Надолго ли нас хватит? Утром как встанешь, как увидишь эту блудницу и знаки ее на стене намалеванные, так тошно становится, мочи нет! Ворожит все, порчу наводит… Ох, ох! – екнуло сердце у матушки. – Вот оно что! Как это я раньше не догадалась? Она это! Она толкает его в могилу! Ее рук дело! Бесовской знак на стене, козлы под окнами, срам неприкрытый… Землю осквернила, дом опоганила, а теперь и извести нас замыслила, блудница. На святость набросилась! Скверна-то на добродетель всегда нападает! Приютили, приголубили змею! Болезни адские на нас насылает! Точно! Яснее ясного! Изведет, а там и добро наше прикарманит, годами нажитое! Ой-ой!». Образ окаянной невестки вырисовывался вся яснее и яснее. «В ней причина всех наших бед, в ней, в ней – как заклятие повторяла попадья. – Самка похотливая! Сама в бездну падает и нас за собой тянет! В ней, в ней все зло! Мерзавка!
– Нинушенька, что с тобой? – спросил проснувшийся батюшка.

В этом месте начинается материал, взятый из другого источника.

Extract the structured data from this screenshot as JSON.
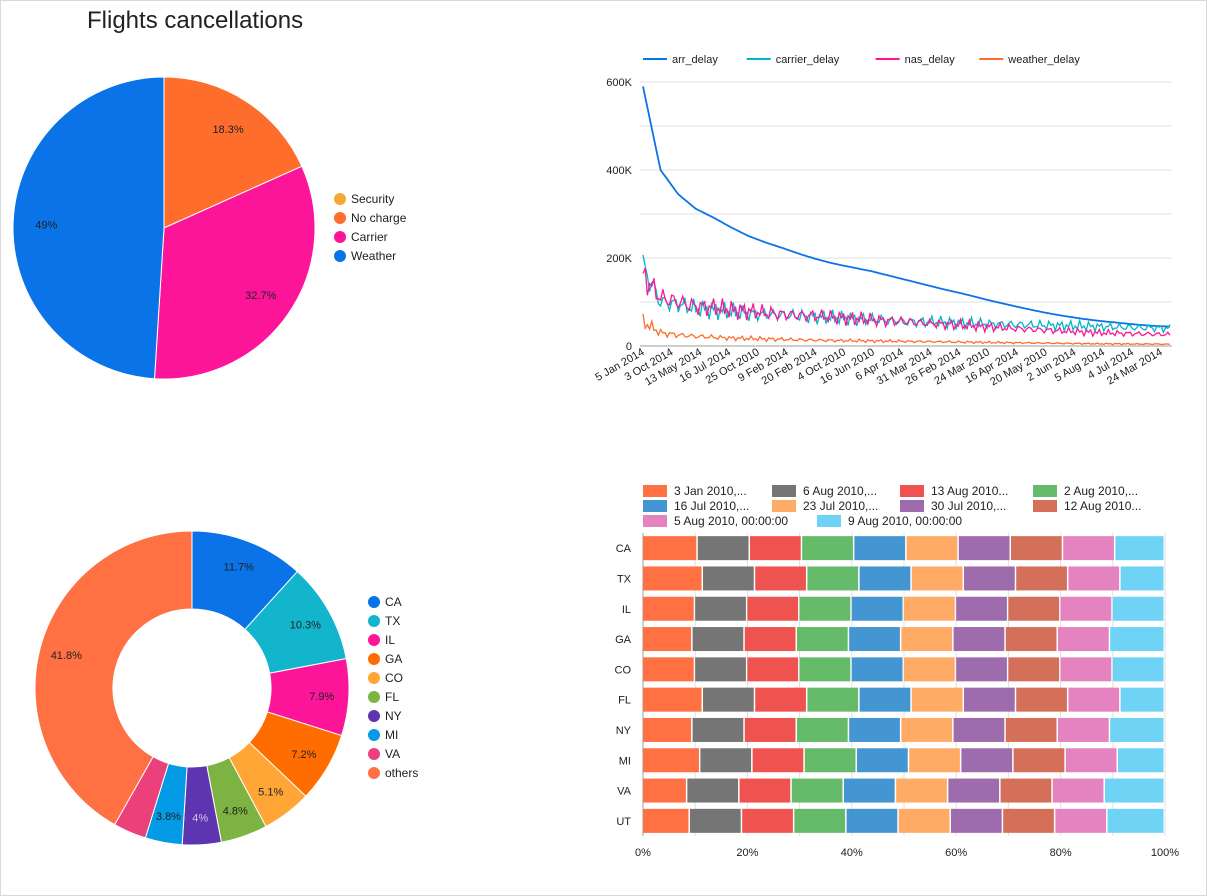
{
  "page": {
    "title": "Flights cancellations"
  },
  "chart_data": [
    {
      "type": "pie",
      "title": "Flights cancellations",
      "legend_position": "right",
      "labels": [
        "Security",
        "No charge",
        "Carrier",
        "Weather"
      ],
      "values": [
        0.0,
        18.3,
        32.7,
        49.0
      ],
      "value_labels": [
        "",
        "18.3%",
        "32.7%",
        "49%"
      ],
      "colors": [
        "#f6a736",
        "#ff6d2d",
        "#fc1598",
        "#0b73e8"
      ]
    },
    {
      "type": "line",
      "legend_position": "top",
      "grid": true,
      "ylim": [
        0,
        600000
      ],
      "y_ticks": [
        "0",
        "200K",
        "400K",
        "600K"
      ],
      "x_tick_labels": [
        "5 Jan 2014",
        "3 Oct 2014",
        "13 May 2014",
        "16 Jul 2014",
        "25 Oct 2010",
        "9 Feb 2014",
        "20 Feb 2014",
        "4 Oct 2010",
        "16 Jun 2010",
        "6 Apr 2014",
        "31 Mar 2014",
        "26 Feb 2014",
        "24 Mar 2010",
        "16 Apr 2014",
        "20 May 2010",
        "2 Jun 2014",
        "5 Aug 2014",
        "4 Jul 2014",
        "24 Mar 2014"
      ],
      "series": [
        {
          "name": "arr_delay",
          "color": "#0b73e8",
          "values": [
            590000,
            400000,
            345000,
            312000,
            292000,
            270000,
            250000,
            235000,
            222000,
            208000,
            196000,
            186000,
            178000,
            170000,
            160000,
            150000,
            140000,
            130000,
            121000,
            111000,
            101000,
            92000,
            83000,
            75000,
            68000,
            62000,
            57000,
            53000,
            49000,
            46000,
            44000
          ]
        },
        {
          "name": "carrier_delay",
          "color": "#00b7c6",
          "values": [
            180000,
            100000,
            95000,
            85000,
            82000,
            78000,
            74000,
            72000,
            70000,
            68000,
            66000,
            64000,
            62000,
            60000,
            58000,
            56000,
            55000,
            54000,
            52000,
            51000,
            50000,
            49000,
            48000,
            47000,
            46000,
            45000,
            44000,
            43000,
            42000,
            41000,
            40000
          ]
        },
        {
          "name": "nas_delay",
          "color": "#fc1598",
          "values": [
            160000,
            110000,
            100000,
            90000,
            88000,
            82000,
            80000,
            75000,
            72000,
            70000,
            68000,
            65000,
            62000,
            60000,
            57000,
            55000,
            52000,
            50000,
            48000,
            45000,
            43000,
            40000,
            38000,
            36000,
            34000,
            32000,
            30000,
            29000,
            28000,
            27000,
            26000
          ]
        },
        {
          "name": "weather_delay",
          "color": "#ff6d2d",
          "values": [
            55000,
            30000,
            25000,
            22000,
            20000,
            18000,
            17000,
            16000,
            15000,
            14000,
            13000,
            12500,
            12000,
            11500,
            11000,
            10500,
            10000,
            9500,
            9000,
            8500,
            8000,
            7500,
            7000,
            6500,
            6000,
            5500,
            5000,
            5000,
            4500,
            4500,
            4000
          ]
        }
      ]
    },
    {
      "type": "pie",
      "donut": true,
      "legend_position": "right",
      "labels": [
        "CA",
        "TX",
        "IL",
        "GA",
        "CO",
        "FL",
        "NY",
        "MI",
        "VA",
        "others"
      ],
      "values": [
        11.7,
        10.3,
        7.9,
        7.2,
        5.1,
        4.8,
        4.0,
        3.8,
        3.4,
        41.8
      ],
      "value_labels": [
        "11.7%",
        "10.3%",
        "7.9%",
        "7.2%",
        "5.1%",
        "4.8%",
        "4%",
        "3.8%",
        "",
        "41.8%"
      ],
      "colors": [
        "#0b73e8",
        "#12b5cb",
        "#fc1598",
        "#ff6d01",
        "#ffa636",
        "#7cb342",
        "#5e35b1",
        "#039be5",
        "#ec407a",
        "#ff7043"
      ]
    },
    {
      "type": "bar",
      "orientation": "horizontal",
      "stacked": "percent",
      "legend_position": "top",
      "grid": true,
      "xlim": [
        0,
        100
      ],
      "x_ticks": [
        "0%",
        "20%",
        "40%",
        "60%",
        "80%",
        "100%"
      ],
      "categories": [
        "CA",
        "TX",
        "IL",
        "GA",
        "CO",
        "FL",
        "NY",
        "MI",
        "VA",
        "UT"
      ],
      "series": [
        {
          "name": "3 Jan 2010,...",
          "color": "#ff7043",
          "values": [
            10.5,
            11.5,
            10.0,
            9.5,
            10.0,
            11.5,
            9.5,
            11.0,
            8.5,
            9.0
          ]
        },
        {
          "name": "6 Aug 2010,...",
          "color": "#757575",
          "values": [
            10.0,
            10.0,
            10.0,
            10.0,
            10.0,
            10.0,
            10.0,
            10.0,
            10.0,
            10.0
          ]
        },
        {
          "name": "13 Aug 2010...",
          "color": "#ef5350",
          "values": [
            10.0,
            10.0,
            10.0,
            10.0,
            10.0,
            10.0,
            10.0,
            10.0,
            10.0,
            10.0
          ]
        },
        {
          "name": "2 Aug 2010,...",
          "color": "#66bb6a",
          "values": [
            10.0,
            10.0,
            10.0,
            10.0,
            10.0,
            10.0,
            10.0,
            10.0,
            10.0,
            10.0
          ]
        },
        {
          "name": "16 Jul 2010,...",
          "color": "#4396d2",
          "values": [
            10.0,
            10.0,
            10.0,
            10.0,
            10.0,
            10.0,
            10.0,
            10.0,
            10.0,
            10.0
          ]
        },
        {
          "name": "23 Jul 2010,...",
          "color": "#ffab66",
          "values": [
            10.0,
            10.0,
            10.0,
            10.0,
            10.0,
            10.0,
            10.0,
            10.0,
            10.0,
            10.0
          ]
        },
        {
          "name": "30 Jul 2010,...",
          "color": "#9e6bad",
          "values": [
            10.0,
            10.0,
            10.0,
            10.0,
            10.0,
            10.0,
            10.0,
            10.0,
            10.0,
            10.0
          ]
        },
        {
          "name": "12 Aug 2010...",
          "color": "#d4705a",
          "values": [
            10.0,
            10.0,
            10.0,
            10.0,
            10.0,
            10.0,
            10.0,
            10.0,
            10.0,
            10.0
          ]
        },
        {
          "name": "5 Aug 2010, 00:00:00",
          "color": "#e483bf",
          "values": [
            10.0,
            10.0,
            10.0,
            10.0,
            10.0,
            10.0,
            10.0,
            10.0,
            10.0,
            10.0
          ]
        },
        {
          "name": "9 Aug 2010, 00:00:00",
          "color": "#6fd3f6",
          "values": [
            9.5,
            8.5,
            10.0,
            10.5,
            10.0,
            8.5,
            10.5,
            9.0,
            11.5,
            11.0
          ]
        }
      ]
    }
  ]
}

Нина Петровна беззвучно шевелила губами.
– Матушка! Ты никак молишься в дороге?
Попадья медленно повернула голову и посмотрела на мужа. В ее потемневших глазах было столько ненависти, что батюшка невольно сжался. «Экая духовная брань у нее внутри, экое нетерпение ко греху, – подумал он, – вот кого наградил Господь молитвенным даром! И меня отмолила, и себя, и всех нас отмолит. Силища-то какая! Вот она – дорога к святости».
ГЛАВА 22
ВЫБОР
В тот день Александр опять приехал. На этот раз не один. Рядом с ним, улыбаясь, стояла Татьяна, его жена. Маленькая, тихая женщина. Маша, привычно изображая радушную хозяйку, щебетала, пытаясь за пустыми, незначительными фразами скрыть свое замешательство. Садитесь, садитесь, здесь удобнее, от камина тепло идет, попробуйте моего домашнего вина, не кислое, нет? Может, настойку лучше? На лимоннике, на можжевеловых ягодах…У нас все по-прежнему, во дворе осеннее ненастье вконец расквасило дорогу, машина вязнет в мокрой жиже, хорошо, что хоть дорожки к дому сделать успела… Смотрите, как красиво блестит мокрый гранит, и как здорово здесь, дома, сидя у камина, слушать, как дождь стучит по крыше… А в лесу грибов полным-полно: рыжики, опята, – вчера с Игорьком притащили полные корзинки…
Александр слушал, тихо улыбаясь, его жена смотрела на Машу добрым, ласковым взглядом. Полная семейная идиллия. Абсолютное семейное счастье. Предупредительный, чуткий, нежный муж, трогательная в своей наивности жена, а главное – почти тридцать лет совместной жизни! Общие проблемы, общие радости, два выросших сына и этот счастливый блеск в глазах женщины… Такие глаза могут быть лишь у того, кого любят, кто не сомневается в правильности, предсказуемости своей жизни, кто даже не подозревает, что может быть иначе. «Что я делаю? – в отчаянии думала Маша, глядя на свою соперницу, такую милую, очаровательную, улыбчивую. – Я вот-вот отниму у тебя самое дорогое, самое важное в твоей жизни! Почему же ты этого не видишь? Почему ты светишься счастьем, словно ты неуязвима, словно вокруг твоей жизни возведена нерушимая Китайская стена? Почему ты не чувствуешь во мне угрозу, ведь еще полшага, и я окажусь воровкой, безжалостной и беспринципной, а ты будешь выть от одиночества и отчаяния? Господи, помоги! Господи, помоги!
Почему же ты ничего не видишь? Приезжаешь в мой дом, счастливая, наполненная, и не чувствуешь угрозу? Не видишь, как я прячу глаза, как отчаянно ссорюсь с твоим мужем, пытаясь за резкими словами скрыть то, что разрывает меня изнутри. Не видишь, как он не может сдержать своей ярости и так откровенно, несдержанно ревнует меня ко всему: к моему мужу, к моим друзьям, к моей прежней жизни, к моим увлечениям, ко всему миру, где по какой-то нелепости, по какой-то ошибки судьбы нет его.
Почему же ты ничего этого не видишь, маленькая женщина со счастливыми глазами?